If you wish to read this article in english, please follow this link.

« Je crois à la critique pour m’aider à m’améliorer. Ça n’est pas de la démagogie : j’y crois vraiment. Ça arrive, même si ça n’arrive pas souvent. Je n’ai pas envie de considérer la critique comme un horoscope en qui je croirais quand elle aime mes films et ne croirais pas quand elle les déteste. Je me fiche de savoir si le critique aime ou n’aime pas, s’il est touché ou non : ce qui m’intéresse c’est qu’on ouvre le capot et qu’on m’explique mon film, qu’on m’explique de l’extérieur ce que j’ai fabriqué, qu’on mette un autre cerveau - plus aguerri parce qu’il voit plus de films - au service du mien. Pour moi le travail de la critique est de comprendre le projet du film et d’évaluer s’il arrive à l’accomplir ou pas, et pour quelles raisons. J’attends de la critique ce dialogue.

Après quatre films et une série je sens qu’il y a des fidélités de critiques, des fidélités dans l’intérêt que mon travail peut susciter, tout en sachant - et c’est plutôt sain – qu’à chaque film ce sera requestionné. Certains peuvent beaucoup aimer l’un de mes films, en détester un autre. Je me souviens d’un critique qui avait écrit sur Grand Central un papier très violent, mais qui était juste. Quand j’ai lu ce texte - six mois après, car sur le moment c’était trop violent, avec des pointes de méchanceté - ça m’a éclairée. Par la suite ce critique a adoré Planetarium. On s’est vu à ce moment-là, on a reparlé de ce texte sur Grand Central et il m’a dit que c’est ce qui lui avait permis d’être embauché par son journal, parce qu’ils avaient trouvé cette critique à la fois méchante, drôle, acerbe, courageuse (car le film était globalement plutôt aimé). Il en avait sans doute rajouté par besoin de frapper un grand coup. Dommage. Ça c’est une vulnérabilité de votre métier : de temps en temps on sent qu’il faut que ça passe sans nuances, parce que c’est ça qui va créer un buzz, qui va vous donner un peu de place sur votre propre échiquier. Quand elle fait ça uniquement, la critique ne s’adresse finalement qu’à la critique. Or ce n’est pas la chose la plus constructive qu’elle puisse faire…
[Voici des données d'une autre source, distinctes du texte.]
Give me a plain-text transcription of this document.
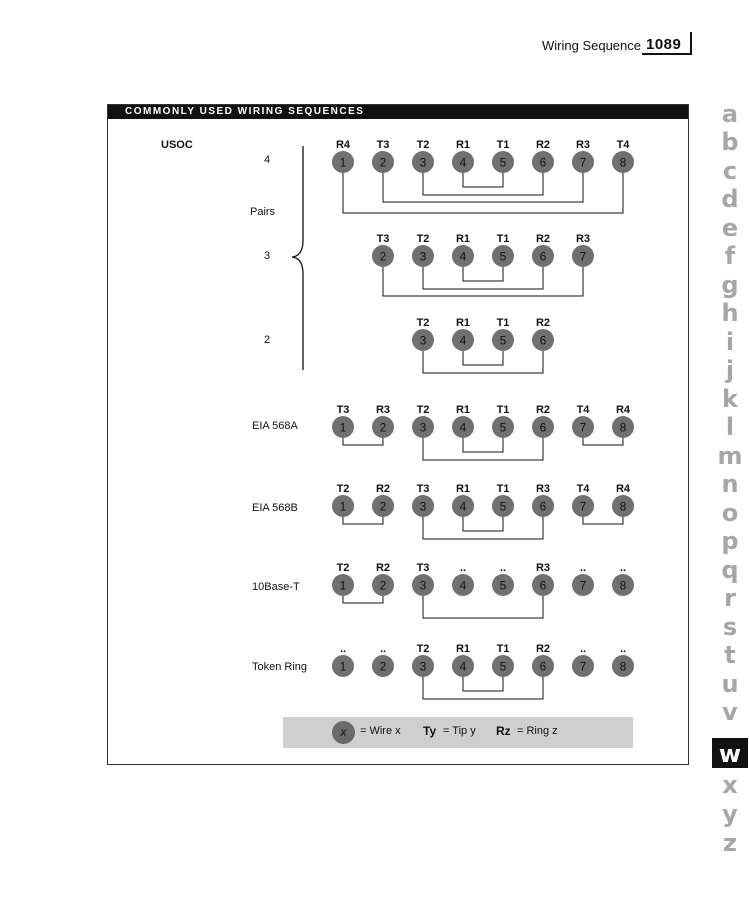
Wiring Sequence 1089
COMMONLY USED WIRING SEQUENCES
USOC
4
Pairs
3
2
EIA 568A
EIA 568B
10Base-T
Token Ring
R4
1
T3
2
T2
3
R1
4
T1
5
R2
6
R3
7
T4
8
T3
2
T2
3
R1
4
T1
5
R2
6
R3
7
T2
3
R1
4
T1
5
R2
6
T3
1
R3
2
T2
3
R1
4
T1
5
R2
6
T4
7
R4
8
T2
1
R2
2
T3
3
R1
4
T1
5
R3
6
T4
7
R4
8
T2
1
R2
2
T3
3
..
4
..
5
R3
6
..
7
..
8
..
1
..
2
T2
3
R1
4
T1
5
R2
6
..
7
..
8
x	= Wire x Ty = Tip y Rz = Ring z
a
b
c
d
e
f
g
h
i
j
k
l
m
n
o
p
q
r
s
t
u
v
w
x
y
z
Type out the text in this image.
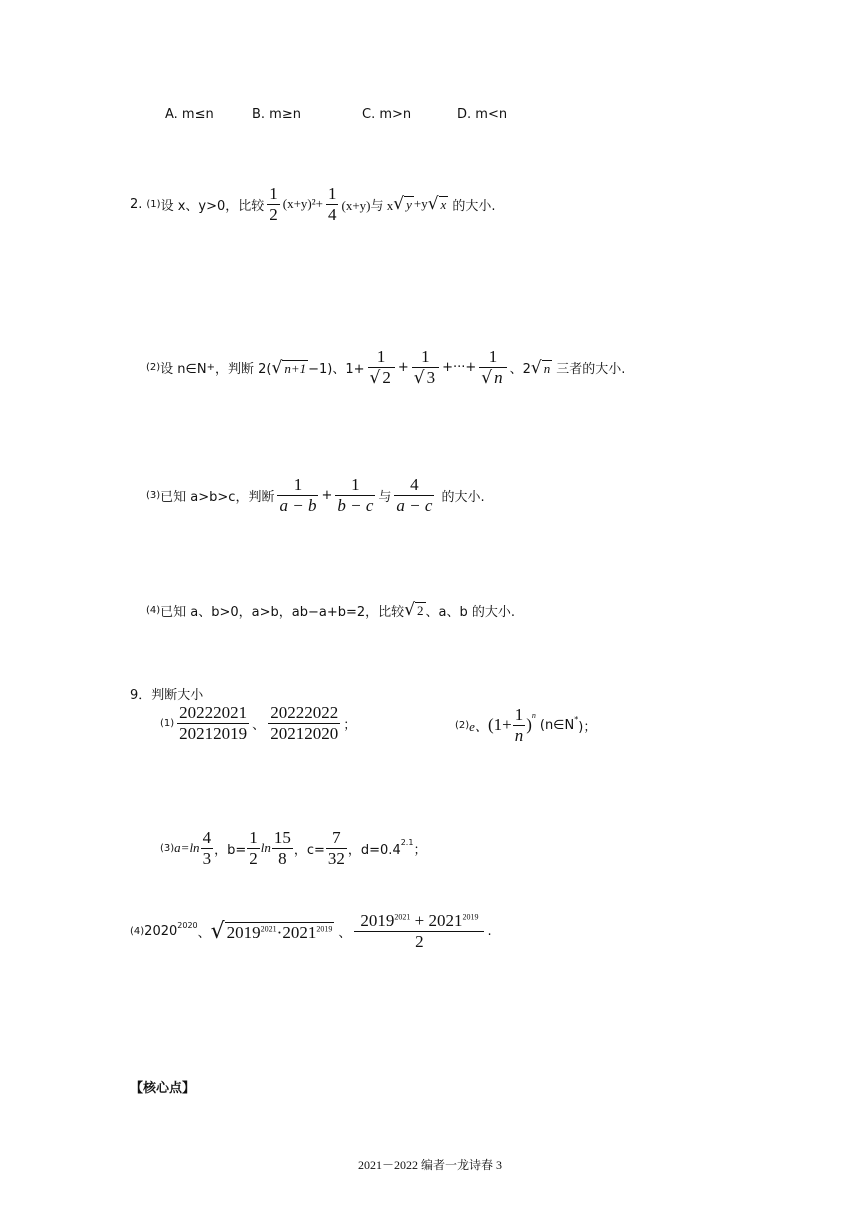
A. m≤n	B. m≥n	C. m>n	D. m<n
2. (1) 设 x、y>0，比较 $\frac{1}{2} (x+y)^2+ \frac{1}{4} (x+y)$与 x √ y +y √ x 的大小.
(2) 设 n∈N + ，判断 2( √ n+1 −1)、$1+ \frac{1}{√ 2} + \frac{1}{√ 3}$ +···+ $\frac{1}{√ n}$ 、2 √ n 三者的大小.
(3) 已知 a>b>c，判断 $\frac{1}{a - b} + \frac{1}{b - c}$ 与 $\frac{4}{a - c}$ 的大小.
(4) 已知 a、b>0，a>b，ab−a+b=2，比较 √ 2 、a、b 的大小.
9．判断大小
$(1) \frac{20222021}{20212019}$ 、 $\frac{20222022}{20212020}$ ；	(2) e、 ($1+ \frac{1}{n}$ ) n
(n∈N *
)；
(3) $a=\ln \frac{4}{3}$ ，$b= \frac{1}{2}$ $\ln \frac{15}{8}$ ，$c= \frac{7}{32}$ ，d=0.4
2.1
；
(4) 2020 2020
、 √ $2019^{2021}\cdot 2021^{2019}$ 、 $\frac{2019^{2021} + 2021^{2019}}{2}$ .
【核心点】
2021－2022 编者一龙诗春 3
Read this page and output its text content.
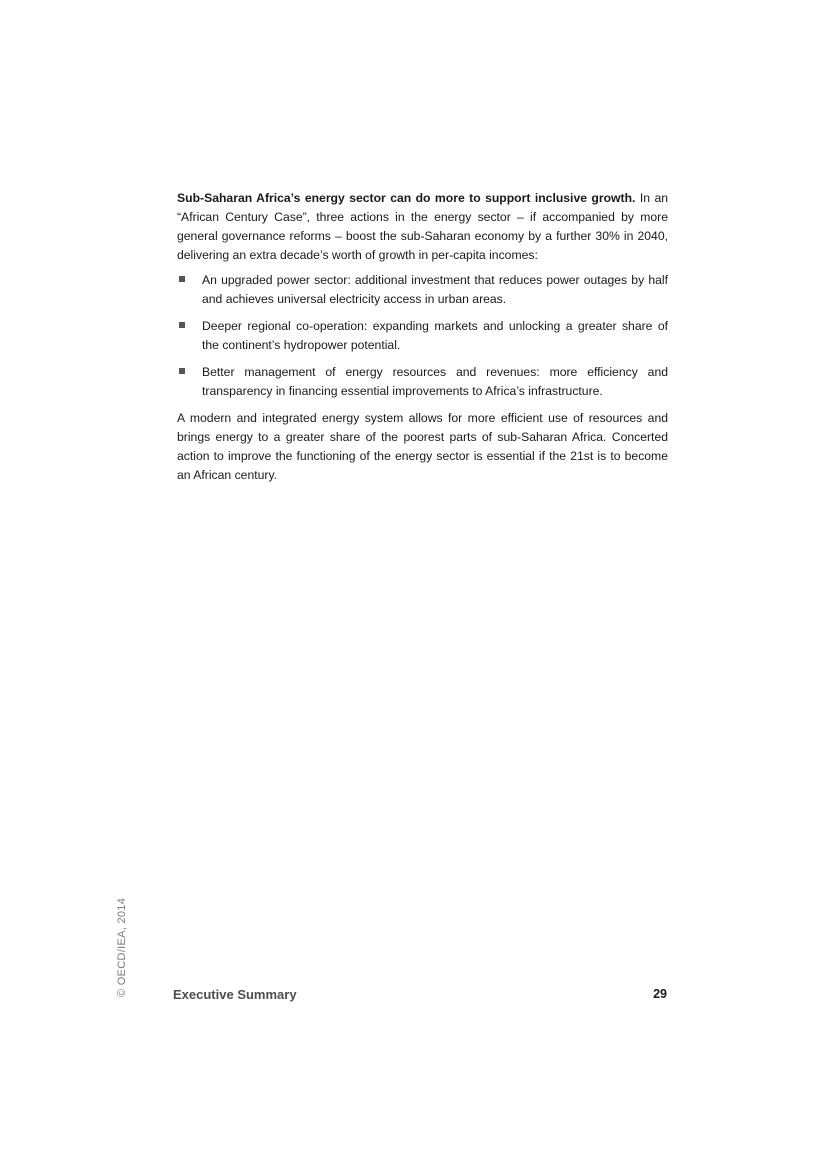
Sub-Saharan Africa’s energy sector can do more to support inclusive growth. In an “African Century Case”, three actions in the energy sector – if accompanied by more general governance reforms – boost the sub-Saharan economy by a further 30% in 2040, delivering an extra decade’s worth of growth in per-capita incomes:

An upgraded power sector: additional investment that reduces power outages by half and achieves universal electricity access in urban areas.
Deeper regional co-operation: expanding markets and unlocking a greater share of the continent’s hydropower potential.
Better management of energy resources and revenues: more efficiency and transparency in financing essential improvements to Africa’s infrastructure.

A modern and integrated energy system allows for more efficient use of resources and brings energy to a greater share of the poorest parts of sub-Saharan Africa. Concerted action to improve the functioning of the energy sector is essential if the 21st is to become an African century.

© OECD/IEA, 2014	Executive Summary	29
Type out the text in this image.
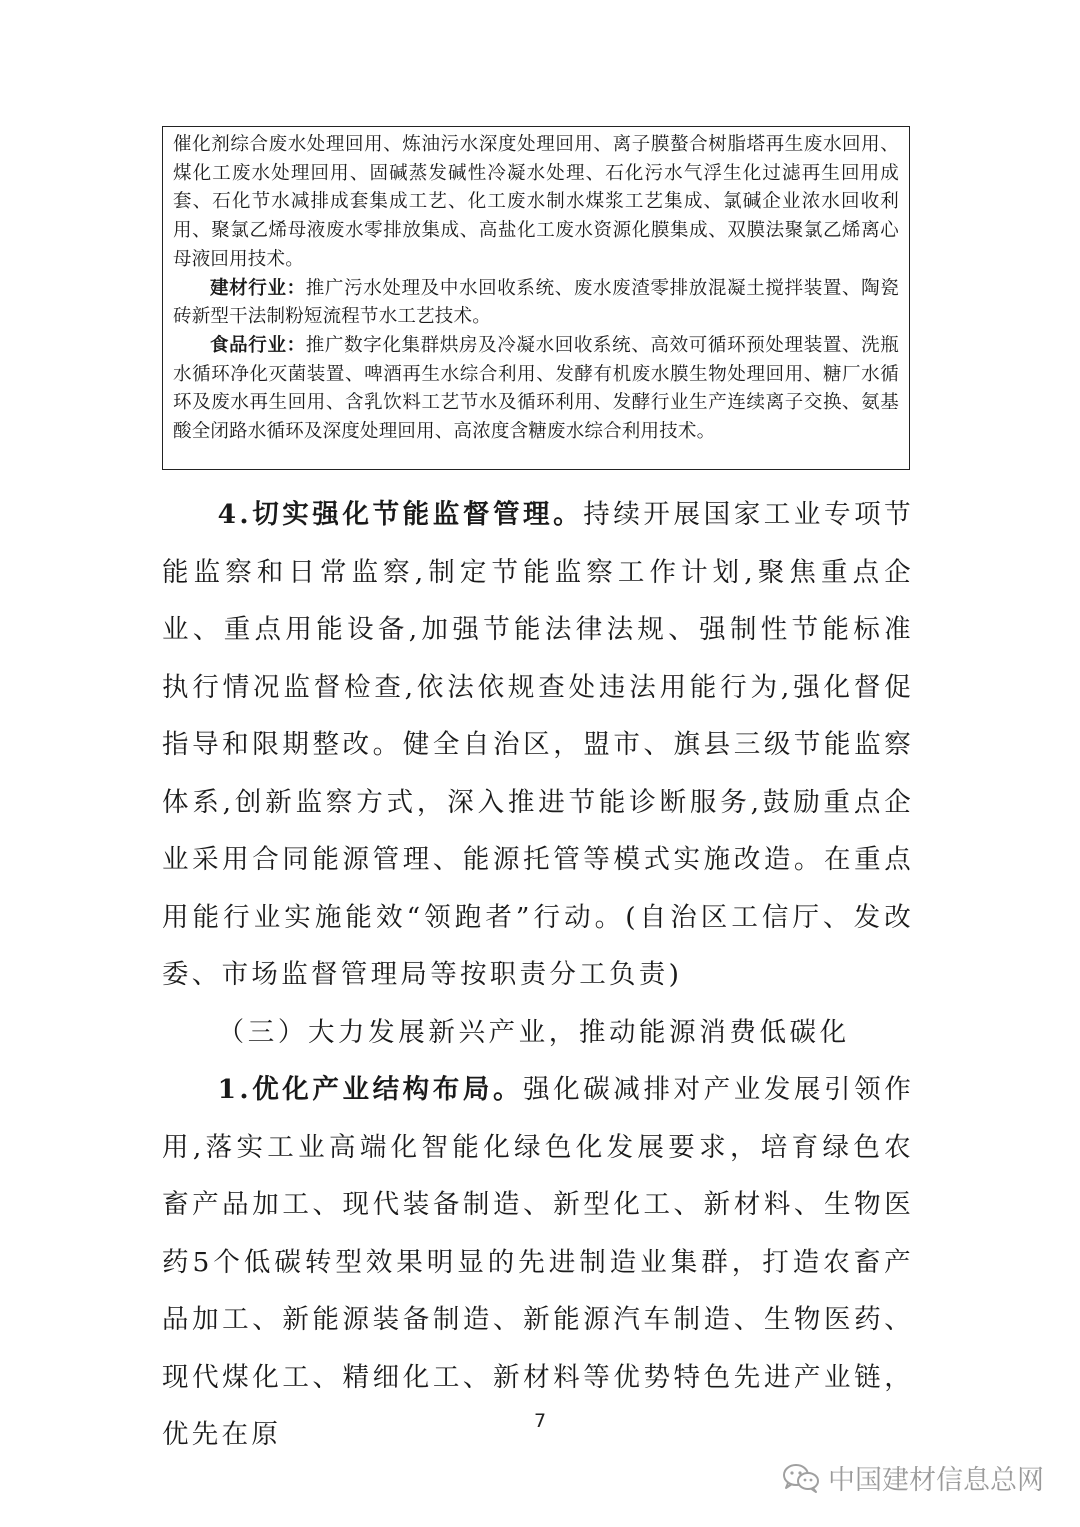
催化剂综合废水处理回用、炼油污水深度处理回用、离子膜螯合树脂塔再生废水回用、煤化工废水处理回用、固碱蒸发碱性冷凝水处理、石化污水气浮生化过滤再生回用成套、石化节水减排成套集成工艺、化工废水制水煤浆工艺集成、氯碱企业浓水回收利用、聚氯乙烯母液废水零排放集成、高盐化工废水资源化膜集成、双膜法聚氯乙烯离心母液回用技术。

建材行业：推广污水处理及中水回收系统、废水废渣零排放混凝土搅拌装置、陶瓷砖新型干法制粉短流程节水工艺技术。

食品行业：推广数字化集群烘房及冷凝水回收系统、高效可循环预处理装置、洗瓶水循环净化灭菌装置、啤酒再生水综合利用、发酵有机废水膜生物处理回用、糖厂水循环及废水再生回用、含乳饮料工艺节水及循环利用、发酵行业生产连续离子交换、氨基酸全闭路水循环及深度处理回用、高浓度含糖废水综合利用技术。

4.切实强化节能监督管理。持续开展国家工业专项节能监察和日常监察,制定节能监察工作计划,聚焦重点企业、重点用能设备,加强节能法律法规、强制性节能标准执行情况监督检查,依法依规查处违法用能行为,强化督促指导和限期整改。健全自治区，盟市、旗县三级节能监察体系,创新监察方式，深入推进节能诊断服务,鼓励重点企业采用合同能源管理、能源托管等模式实施改造。在重点用能行业实施能效“领跑者”行动。(自治区工信厅、发改委、市场监督管理局等按职责分工负责)

（三）大力发展新兴产业，推动能源消费低碳化

1.优化产业结构布局。强化碳减排对产业发展引领作用,落实工业高端化智能化绿色化发展要求，培育绿色农畜产品加工、现代装备制造、新型化工、新材料、生物医药5个低碳转型效果明显的先进制造业集群，打造农畜产品加工、新能源装备制造、新能源汽车制造、生物医药、现代煤化工、精细化工、新材料等优势特色先进产业链，优先在原	7
中国建材信息总网
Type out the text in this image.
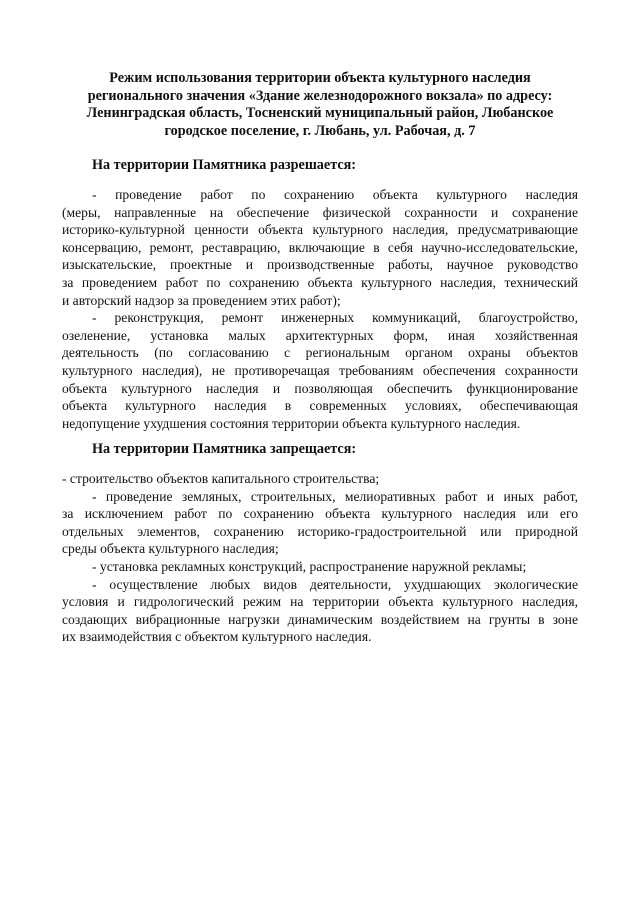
Режим использования территории объекта культурного наследия
регионального значения «Здание железнодорожного вокзала» по адресу:
Ленинградская область, Тосненский муниципальный район, Любанское
городское поселение, г. Любань, ул. Рабочая, д. 7
На территории Памятника разрешается:

- проведение работ по сохранению объекта культурного наследия
(меры, направленные на обеспечение физической сохранности и сохранение
историко-культурной ценности объекта культурного наследия, предусматривающие
консервацию, ремонт, реставрацию, включающие в себя научно-исследовательские,
изыскательские, проектные и производственные работы, научное руководство
за проведением работ по сохранению объекта культурного наследия, технический
и авторский надзор за проведением этих работ);

- реконструкция, ремонт инженерных коммуникаций, благоустройство,
озеленение, установка малых архитектурных форм, иная хозяйственная
деятельность (по согласованию с региональным органом охраны объектов
культурного наследия), не противоречащая требованиям обеспечения сохранности
объекта культурного наследия и позволяющая обеспечить функционирование
объекта культурного наследия в современных условиях, обеспечивающая
недопущение ухудшения состояния территории объекта культурного наследия.

На территории Памятника запрещается:

- строительство объектов капитального строительства;

- проведение земляных, строительных, мелиоративных работ и иных работ,
за исключением работ по сохранению объекта культурного наследия или его
отдельных элементов, сохранению историко-градостроительной или природной
среды объекта культурного наследия;

- установка рекламных конструкций, распространение наружной рекламы;

- осуществление любых видов деятельности, ухудшающих экологические
условия и гидрологический режим на территории объекта культурного наследия,
создающих вибрационные нагрузки динамическим воздействием на грунты в зоне
их взаимодействия с объектом культурного наследия.
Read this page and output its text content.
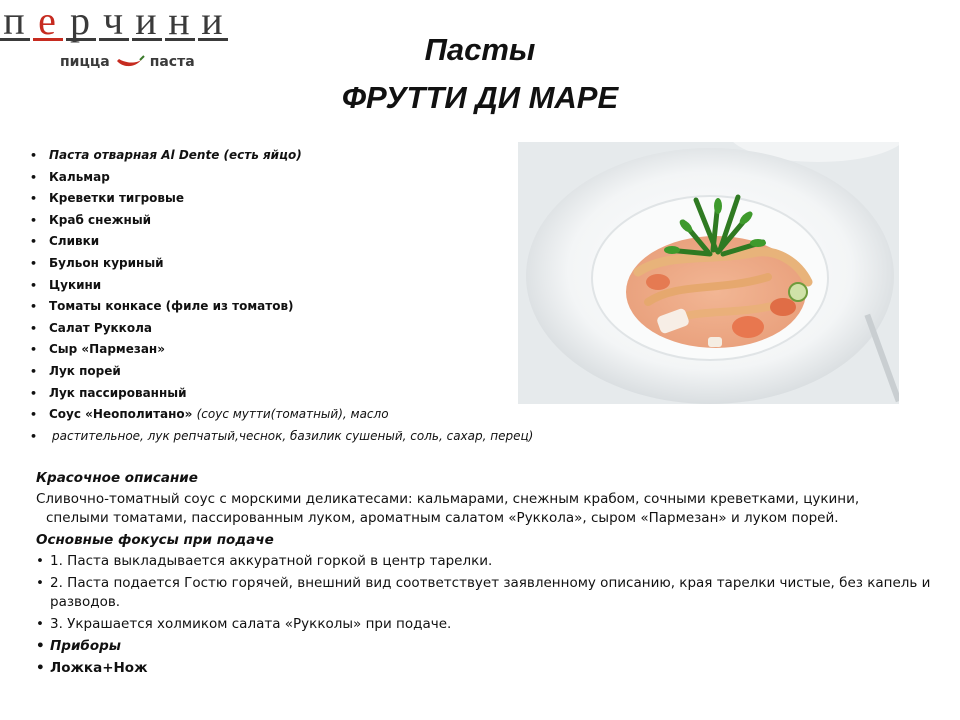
п е р ч и н и
пицца	паста	Пасты
ФРУТТИ ДИ МАРЕ
• Паста отварная Al Dente (есть яйцо)
• Кальмар
• Креветки тигровые
• Краб снежный
• Сливки
• Бульон куриный
• Цукини
• Томаты конкасе (филе из томатов)
• Салат Руккола
• Сыр «Пармезан»
• Лук порей
• Лук пассированный
• Соус «Неополитано» (соус мутти(томатный), масло
• растительное, лук репчатый,чеснок, базилик сушеный, соль, сахар, перец)
Красочное описание
Сливочно-томатный соус с морскими деликатесами: кальмарами, снежным крабом, сочными креветками, цукини,
спелыми томатами, пассированным луком, ароматным салатом «Руккола», сыром «Пармезан» и луком порей.
Основные фокусы при подаче
• 1. Паста выкладывается аккуратной горкой в центр тарелки.
• 2. Паста подается Гостю горячей, внешний вид соответствует заявленному описанию, края тарелки чистые, без капель и
разводов.
• 3. Украшается холмиком салата «Рукколы» при подаче.
• Приборы
• Ложка+Нож
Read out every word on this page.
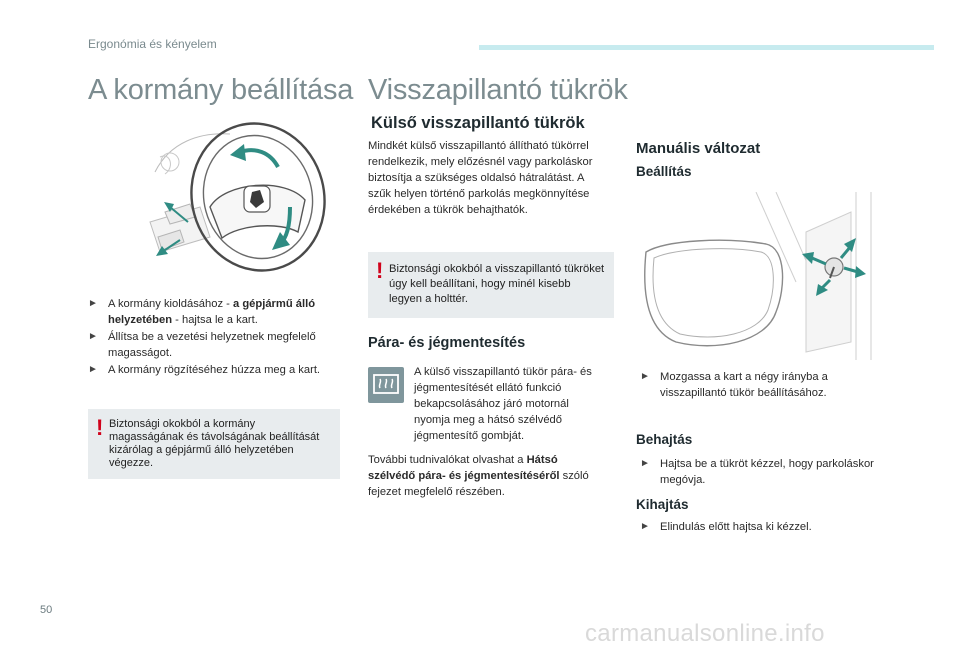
Ergonómia és kényelem
A kormány beállítása Visszapillantó tükrök
► A kormány kioldásához - a gépjármű álló helyzetében - hajtsa le a kart.
► Állítsa be a vezetési helyzetnek megfelelő magasságot.
► A kormány rögzítéséhez húzza meg a kart.
! Biztonsági okokból a kormány magasságának és távolságának beállítását kizárólag a gépjármű álló helyzetében végezze.
Külső visszapillantó tükrök

Mindkét külső visszapillantó állítható tükörrel rendelkezik, mely előzésnél vagy parkoláskor biztosítja a szükséges oldalsó hátralátást. A szűk helyen történő parkolás megkönnyítése érdekében a tükrök behajthatók.

! Biztonsági okokból a visszapillantó tükröket úgy kell beállítani, hogy minél kisebb legyen a holttér.
Pára- és jégmentesítés

A külső visszapillantó tükör pára- és jégmentesítését ellátó funkció bekapcsolásához járó motornál nyomja meg a hátsó szélvédő jégmentesítő gombját.

További tudnivalókat olvashat a Hátsó szélvédő pára- és jégmentesítéséről szóló fejezet megfelelő részében.

Manuális változat
Beállítás
► Mozgassa a kart a négy irányba a visszapillantó tükör beállításához.
Behajtás
► Hajtsa be a tükröt kézzel, hogy parkoláskor megóvja.
Kihajtás
► Elindulás előtt hajtsa ki kézzel.
50
carmanualsonline.info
Dans la critique, on peut distinguer trois pôles. Il y a celle qui s’adresse aux spectateurs avec un objectif de prescription. Celle-là, à mon avis, est en train de disparaître dans la mesure où, aujourd’hui, ce sont les spectateurs eux-mêmes qui jouent ce rôle prescripteur auprès des autres spectateurs. Ensuite, il y a la critique qui s’adresse à la fois aux spectateurs et aux cinéastes. Pour moi c’est la plus intéressante, celle qui arrive conjointement à créer un lien imaginaire avec le cinéaste et à guider le spectateur. Enfin il y a une critique qui ne s’adresse qu’aux critiques, qui est celle qui crée une rupture avec les spectateurs et les auteurs. Parce que cette approche-là modélise les goûts des critiques. Elle les rend moins libres. Or, la seule chose qui mérite d’être poursuivie c’est la liberté. Que l’on soit cinéaste ou critique, il faut avant tout trouver les moyens qui nous ouvrent la liberté de fabriquer, de parler, de créer, de contredire, d’être contredit, de s’exprimer.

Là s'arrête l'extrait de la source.